# Tweet Extraction using tweepy

**Lets install the tweepy library**

In [None]:
!pip install tweepy

Now we will import the libraries and authorize our connection with the API with the keys we obtained in the last step.

In [None]:
# import tweepy

import tweepy as tw

# your Twitter API key and API secret
my_api_key = "XXXXXXXXXXXXXXXXX"
my_api_secret = "XXXXXXXXXXXXXXXXXXXXXXX"

# authenticate our credentials to login

autho = tw.OAuthHandler(my_api_key, my_api_secret)
api = tw.API(autho, wait_on_rate_limit=True)

Now we will set a search query, this is the hashtag we want to search our tweets from

In [None]:
search_query = "#christmas -filter:retweets"

## Collecting the data


We will use the Tweepy Cursor to fetch the tweets.

It returns an object which can be iterated over to get the API responses. 

We will be fetching 50 tweets for the search query specified above.

In [None]:
# get tweets from the API

tweets = tw.Cursor(api.search,
              q=search_query,
              lang="en",
              since="2020-09-16").items(50)

# store the API responses in a list

tweets_copy = []

for tweet in tweets:
    tweets_copy.append(tweet)
    
print("Total Tweets fetched:", len(tweets_copy))

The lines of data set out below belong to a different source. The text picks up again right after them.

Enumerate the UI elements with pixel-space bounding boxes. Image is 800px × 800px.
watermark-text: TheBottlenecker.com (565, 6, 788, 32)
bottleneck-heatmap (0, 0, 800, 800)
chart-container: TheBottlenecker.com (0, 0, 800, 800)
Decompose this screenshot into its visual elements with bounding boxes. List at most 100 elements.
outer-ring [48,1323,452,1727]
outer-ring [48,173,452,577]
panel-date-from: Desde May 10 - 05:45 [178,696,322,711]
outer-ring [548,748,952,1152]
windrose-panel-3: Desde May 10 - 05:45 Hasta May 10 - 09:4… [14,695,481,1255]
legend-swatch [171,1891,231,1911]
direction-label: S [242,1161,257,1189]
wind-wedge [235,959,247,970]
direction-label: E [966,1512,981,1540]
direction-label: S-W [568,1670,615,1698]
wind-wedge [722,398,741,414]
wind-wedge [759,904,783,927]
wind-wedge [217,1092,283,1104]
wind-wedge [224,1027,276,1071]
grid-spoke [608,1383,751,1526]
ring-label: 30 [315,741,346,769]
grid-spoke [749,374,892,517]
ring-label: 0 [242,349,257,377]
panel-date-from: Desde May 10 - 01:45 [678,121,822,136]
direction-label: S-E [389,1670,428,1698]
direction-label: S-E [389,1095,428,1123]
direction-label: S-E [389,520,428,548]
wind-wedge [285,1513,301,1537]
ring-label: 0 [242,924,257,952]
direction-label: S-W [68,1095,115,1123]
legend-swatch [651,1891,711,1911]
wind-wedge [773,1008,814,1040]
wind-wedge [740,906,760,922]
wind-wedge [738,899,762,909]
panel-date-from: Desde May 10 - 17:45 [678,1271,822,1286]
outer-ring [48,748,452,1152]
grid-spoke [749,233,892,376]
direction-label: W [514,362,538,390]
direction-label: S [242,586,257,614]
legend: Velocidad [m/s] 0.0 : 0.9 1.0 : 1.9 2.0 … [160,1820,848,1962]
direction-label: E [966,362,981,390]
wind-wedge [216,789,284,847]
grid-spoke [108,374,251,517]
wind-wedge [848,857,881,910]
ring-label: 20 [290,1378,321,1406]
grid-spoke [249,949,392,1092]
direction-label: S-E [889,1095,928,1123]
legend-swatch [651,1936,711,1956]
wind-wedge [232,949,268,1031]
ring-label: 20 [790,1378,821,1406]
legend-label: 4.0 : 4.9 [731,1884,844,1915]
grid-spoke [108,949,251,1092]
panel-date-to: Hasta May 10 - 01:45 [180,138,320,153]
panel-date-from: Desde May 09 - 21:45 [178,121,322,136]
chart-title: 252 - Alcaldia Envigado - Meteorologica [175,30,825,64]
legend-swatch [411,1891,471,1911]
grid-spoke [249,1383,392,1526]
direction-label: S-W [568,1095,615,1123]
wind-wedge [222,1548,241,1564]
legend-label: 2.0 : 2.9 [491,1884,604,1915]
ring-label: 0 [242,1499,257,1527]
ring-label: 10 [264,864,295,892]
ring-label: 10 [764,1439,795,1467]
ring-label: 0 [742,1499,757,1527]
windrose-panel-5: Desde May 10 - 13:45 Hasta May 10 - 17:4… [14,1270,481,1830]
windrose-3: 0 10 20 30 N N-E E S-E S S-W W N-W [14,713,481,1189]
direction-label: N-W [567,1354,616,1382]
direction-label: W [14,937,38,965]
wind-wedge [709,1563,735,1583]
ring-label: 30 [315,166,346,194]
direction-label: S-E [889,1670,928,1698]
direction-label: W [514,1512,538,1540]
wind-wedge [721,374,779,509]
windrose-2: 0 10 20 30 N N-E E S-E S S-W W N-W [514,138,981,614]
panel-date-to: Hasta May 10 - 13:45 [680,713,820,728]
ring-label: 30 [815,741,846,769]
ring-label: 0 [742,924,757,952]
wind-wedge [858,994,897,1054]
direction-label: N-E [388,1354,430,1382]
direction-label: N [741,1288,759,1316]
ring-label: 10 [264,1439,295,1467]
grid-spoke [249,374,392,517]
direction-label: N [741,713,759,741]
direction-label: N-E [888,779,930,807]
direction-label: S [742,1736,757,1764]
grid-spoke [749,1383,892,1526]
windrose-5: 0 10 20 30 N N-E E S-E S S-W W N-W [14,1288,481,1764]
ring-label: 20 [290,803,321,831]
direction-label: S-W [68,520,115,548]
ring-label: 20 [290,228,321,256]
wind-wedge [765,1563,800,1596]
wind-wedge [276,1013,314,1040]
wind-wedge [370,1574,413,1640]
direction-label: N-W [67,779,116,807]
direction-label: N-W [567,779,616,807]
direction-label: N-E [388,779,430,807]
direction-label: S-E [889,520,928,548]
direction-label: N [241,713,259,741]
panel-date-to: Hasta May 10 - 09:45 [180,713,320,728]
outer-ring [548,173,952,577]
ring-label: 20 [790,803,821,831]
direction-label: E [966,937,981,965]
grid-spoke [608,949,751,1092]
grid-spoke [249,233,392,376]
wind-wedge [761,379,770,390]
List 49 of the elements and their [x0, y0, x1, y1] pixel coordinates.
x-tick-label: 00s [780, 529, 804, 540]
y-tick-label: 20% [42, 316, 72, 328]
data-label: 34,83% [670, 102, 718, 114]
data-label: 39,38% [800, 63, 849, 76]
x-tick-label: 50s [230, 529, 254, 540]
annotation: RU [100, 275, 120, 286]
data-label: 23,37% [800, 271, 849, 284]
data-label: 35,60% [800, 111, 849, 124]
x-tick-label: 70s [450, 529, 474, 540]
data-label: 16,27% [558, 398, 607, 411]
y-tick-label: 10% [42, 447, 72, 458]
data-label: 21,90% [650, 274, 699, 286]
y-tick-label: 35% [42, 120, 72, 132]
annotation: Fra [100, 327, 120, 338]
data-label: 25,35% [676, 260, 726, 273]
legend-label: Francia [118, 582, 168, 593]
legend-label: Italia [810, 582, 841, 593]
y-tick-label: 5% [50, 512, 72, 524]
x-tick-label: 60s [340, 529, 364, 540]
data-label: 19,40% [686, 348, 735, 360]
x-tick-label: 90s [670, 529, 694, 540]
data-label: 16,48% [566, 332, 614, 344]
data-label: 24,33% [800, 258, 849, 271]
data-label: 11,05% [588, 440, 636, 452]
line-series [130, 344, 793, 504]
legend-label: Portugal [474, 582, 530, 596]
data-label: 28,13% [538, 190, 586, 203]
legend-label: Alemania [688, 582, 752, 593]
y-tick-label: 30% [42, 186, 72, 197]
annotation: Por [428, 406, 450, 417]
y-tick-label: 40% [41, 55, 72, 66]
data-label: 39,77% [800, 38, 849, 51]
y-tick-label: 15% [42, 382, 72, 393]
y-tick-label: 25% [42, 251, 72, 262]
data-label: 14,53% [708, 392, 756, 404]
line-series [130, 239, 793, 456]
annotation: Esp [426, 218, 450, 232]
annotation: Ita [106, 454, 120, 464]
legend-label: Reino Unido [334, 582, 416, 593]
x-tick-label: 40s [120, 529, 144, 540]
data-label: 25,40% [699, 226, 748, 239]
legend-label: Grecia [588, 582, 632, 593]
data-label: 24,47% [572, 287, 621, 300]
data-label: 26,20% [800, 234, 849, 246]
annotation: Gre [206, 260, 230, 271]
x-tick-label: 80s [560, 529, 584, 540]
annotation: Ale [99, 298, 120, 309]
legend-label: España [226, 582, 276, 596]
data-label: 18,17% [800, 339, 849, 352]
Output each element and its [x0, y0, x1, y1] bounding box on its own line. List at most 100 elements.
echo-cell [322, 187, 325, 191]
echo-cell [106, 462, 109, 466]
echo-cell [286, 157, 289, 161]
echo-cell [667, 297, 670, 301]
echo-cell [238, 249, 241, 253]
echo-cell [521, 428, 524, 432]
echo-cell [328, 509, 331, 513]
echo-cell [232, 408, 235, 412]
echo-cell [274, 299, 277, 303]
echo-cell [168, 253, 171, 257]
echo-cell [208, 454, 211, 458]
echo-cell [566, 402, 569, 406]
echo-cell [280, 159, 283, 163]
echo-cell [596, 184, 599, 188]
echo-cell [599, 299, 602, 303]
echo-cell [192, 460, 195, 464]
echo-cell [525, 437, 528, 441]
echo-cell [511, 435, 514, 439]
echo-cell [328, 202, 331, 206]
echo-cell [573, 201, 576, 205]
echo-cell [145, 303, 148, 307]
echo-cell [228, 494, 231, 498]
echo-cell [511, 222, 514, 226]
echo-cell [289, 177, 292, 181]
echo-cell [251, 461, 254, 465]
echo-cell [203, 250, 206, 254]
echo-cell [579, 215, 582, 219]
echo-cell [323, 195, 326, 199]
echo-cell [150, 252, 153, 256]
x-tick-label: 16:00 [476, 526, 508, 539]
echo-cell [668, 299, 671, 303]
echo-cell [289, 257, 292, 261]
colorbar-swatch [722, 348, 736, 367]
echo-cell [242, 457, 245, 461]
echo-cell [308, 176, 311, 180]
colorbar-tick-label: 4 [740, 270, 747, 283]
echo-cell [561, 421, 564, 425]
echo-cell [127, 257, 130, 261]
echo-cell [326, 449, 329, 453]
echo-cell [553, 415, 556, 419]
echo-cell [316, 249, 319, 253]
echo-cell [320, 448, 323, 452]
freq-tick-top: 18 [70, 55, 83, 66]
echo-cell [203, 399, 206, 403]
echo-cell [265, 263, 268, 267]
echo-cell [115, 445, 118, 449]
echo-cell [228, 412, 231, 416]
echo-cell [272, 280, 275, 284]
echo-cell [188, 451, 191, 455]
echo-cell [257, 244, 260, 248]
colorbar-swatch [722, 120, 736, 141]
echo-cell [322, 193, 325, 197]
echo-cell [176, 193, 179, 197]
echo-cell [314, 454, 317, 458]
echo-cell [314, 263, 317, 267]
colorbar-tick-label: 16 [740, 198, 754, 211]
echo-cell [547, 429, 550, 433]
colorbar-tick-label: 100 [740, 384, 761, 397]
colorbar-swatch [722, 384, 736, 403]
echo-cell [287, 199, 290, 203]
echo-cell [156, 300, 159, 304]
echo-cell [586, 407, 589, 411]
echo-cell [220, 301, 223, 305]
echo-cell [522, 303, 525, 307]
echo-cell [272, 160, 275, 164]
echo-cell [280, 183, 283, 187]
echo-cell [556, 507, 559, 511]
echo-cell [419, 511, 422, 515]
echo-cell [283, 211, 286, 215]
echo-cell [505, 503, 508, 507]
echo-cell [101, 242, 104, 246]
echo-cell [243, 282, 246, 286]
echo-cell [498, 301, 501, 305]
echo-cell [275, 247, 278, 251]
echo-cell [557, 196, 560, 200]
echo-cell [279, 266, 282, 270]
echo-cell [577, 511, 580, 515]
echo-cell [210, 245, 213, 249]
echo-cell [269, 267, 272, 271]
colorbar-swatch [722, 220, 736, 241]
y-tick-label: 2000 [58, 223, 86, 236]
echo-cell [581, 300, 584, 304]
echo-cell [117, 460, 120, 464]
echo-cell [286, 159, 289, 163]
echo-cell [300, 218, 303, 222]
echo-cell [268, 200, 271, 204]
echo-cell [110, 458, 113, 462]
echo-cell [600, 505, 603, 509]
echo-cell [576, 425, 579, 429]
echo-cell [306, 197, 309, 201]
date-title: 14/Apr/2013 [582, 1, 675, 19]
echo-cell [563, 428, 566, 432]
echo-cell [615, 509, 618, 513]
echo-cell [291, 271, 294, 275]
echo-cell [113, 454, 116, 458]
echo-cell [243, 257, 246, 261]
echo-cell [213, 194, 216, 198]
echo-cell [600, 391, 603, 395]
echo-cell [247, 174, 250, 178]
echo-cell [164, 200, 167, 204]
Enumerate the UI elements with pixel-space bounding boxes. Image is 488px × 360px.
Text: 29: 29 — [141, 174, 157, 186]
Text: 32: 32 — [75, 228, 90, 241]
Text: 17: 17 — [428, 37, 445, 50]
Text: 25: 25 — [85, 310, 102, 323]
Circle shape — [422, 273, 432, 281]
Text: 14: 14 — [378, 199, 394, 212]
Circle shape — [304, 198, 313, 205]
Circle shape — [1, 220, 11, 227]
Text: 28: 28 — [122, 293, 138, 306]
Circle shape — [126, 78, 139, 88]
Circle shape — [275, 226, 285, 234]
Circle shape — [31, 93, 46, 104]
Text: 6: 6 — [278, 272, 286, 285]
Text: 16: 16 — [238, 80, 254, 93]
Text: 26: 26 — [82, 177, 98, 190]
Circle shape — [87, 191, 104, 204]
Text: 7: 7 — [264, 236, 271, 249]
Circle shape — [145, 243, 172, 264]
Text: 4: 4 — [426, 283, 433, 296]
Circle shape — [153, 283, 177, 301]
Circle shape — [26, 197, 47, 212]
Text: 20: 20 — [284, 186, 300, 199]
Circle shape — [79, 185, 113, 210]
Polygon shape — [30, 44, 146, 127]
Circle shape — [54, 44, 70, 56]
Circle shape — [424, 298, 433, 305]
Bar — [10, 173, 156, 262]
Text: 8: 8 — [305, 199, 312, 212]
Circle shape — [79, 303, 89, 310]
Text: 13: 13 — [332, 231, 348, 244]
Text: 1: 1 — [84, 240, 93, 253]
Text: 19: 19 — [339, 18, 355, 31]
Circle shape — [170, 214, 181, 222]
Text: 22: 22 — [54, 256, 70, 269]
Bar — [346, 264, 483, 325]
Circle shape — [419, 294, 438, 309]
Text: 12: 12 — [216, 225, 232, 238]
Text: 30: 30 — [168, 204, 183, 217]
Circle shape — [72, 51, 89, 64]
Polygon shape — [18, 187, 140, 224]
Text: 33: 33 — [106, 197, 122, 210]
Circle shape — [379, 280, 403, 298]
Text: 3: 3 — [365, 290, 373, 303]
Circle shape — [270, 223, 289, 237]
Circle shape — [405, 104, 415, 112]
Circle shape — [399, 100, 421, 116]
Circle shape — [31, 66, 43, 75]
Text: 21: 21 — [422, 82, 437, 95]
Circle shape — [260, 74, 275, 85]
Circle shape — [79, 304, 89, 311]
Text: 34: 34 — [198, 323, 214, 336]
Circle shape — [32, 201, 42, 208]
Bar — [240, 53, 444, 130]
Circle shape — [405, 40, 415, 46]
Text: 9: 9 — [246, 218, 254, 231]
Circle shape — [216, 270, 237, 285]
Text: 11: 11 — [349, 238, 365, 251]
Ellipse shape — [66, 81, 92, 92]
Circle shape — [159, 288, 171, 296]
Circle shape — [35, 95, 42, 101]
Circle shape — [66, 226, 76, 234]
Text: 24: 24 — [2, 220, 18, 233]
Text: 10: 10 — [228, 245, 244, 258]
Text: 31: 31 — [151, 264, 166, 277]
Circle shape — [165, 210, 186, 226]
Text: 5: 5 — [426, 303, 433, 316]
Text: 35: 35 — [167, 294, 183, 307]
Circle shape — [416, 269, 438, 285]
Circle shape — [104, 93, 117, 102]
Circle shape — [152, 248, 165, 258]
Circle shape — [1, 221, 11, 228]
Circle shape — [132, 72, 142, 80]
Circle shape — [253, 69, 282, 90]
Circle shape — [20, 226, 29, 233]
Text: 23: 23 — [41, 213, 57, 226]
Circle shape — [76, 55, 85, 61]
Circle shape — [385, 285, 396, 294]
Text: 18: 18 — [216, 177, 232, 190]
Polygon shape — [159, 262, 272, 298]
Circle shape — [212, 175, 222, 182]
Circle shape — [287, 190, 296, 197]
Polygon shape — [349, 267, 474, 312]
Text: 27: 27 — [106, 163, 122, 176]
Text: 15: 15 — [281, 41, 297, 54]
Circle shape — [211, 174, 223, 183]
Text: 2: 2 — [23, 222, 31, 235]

Here, we pass as an argument the api.search object, the search query, the language of the tweets, and the date from which to search the tweets.
We also limit the number of items (i.e. tweets in this case to 50). The responses are iterated over and saved to the list tweets_copy.

## Creating a Dataset

We will now create a dataset (a pandas dataframe) using the attributes of the tweets received from the API, so that we can use our collected data to use for sentiment analysis.

In [None]:
import pandas as pd

# intialize the dataframe
tweets_df = pd.DataFrame()

# populate the dataframe
for tweet in tweets_copy:
    hashtags = []
    try:
        for hashtag in tweet.entities["hashtags"]:
            hashtags.append(hashtag["text"])
        text = api.get_status(id=tweet.id, tweet_mode='extended').full_text
    except:
        pass
    tweets_df = tweets_df.append(pd.DataFrame({'user_name': tweet.user.name, 
                                               'user_location': tweet.user.location,\
                                               'user_description': tweet.user.description,
                                               'user_verified': tweet.user.verified,
                                               'date': tweet.created_at,
                                               'text': text, 
                                               'hashtags': [hashtags if hashtags else None],
                                               'source': tweet.source}))
    tweets_df = tweets_df.reset_index(drop=True)

# show the dataframe
tweets_df.head()

Here, the dataframe tweets_df is populated with different attributes of the Tweet like the username, user’s location, the user’s description, tweet’s timing, tweet’s text, hashtag, etc.

Also, note that for the tweet’s text we’re not using tweet.text rather we’re calling the API again with the tweet id and fetching its full text. This is because tweet.text does not contain the full text of the Tweet.

Having the data stored as a dataframe is quite useful for further analysis and reference.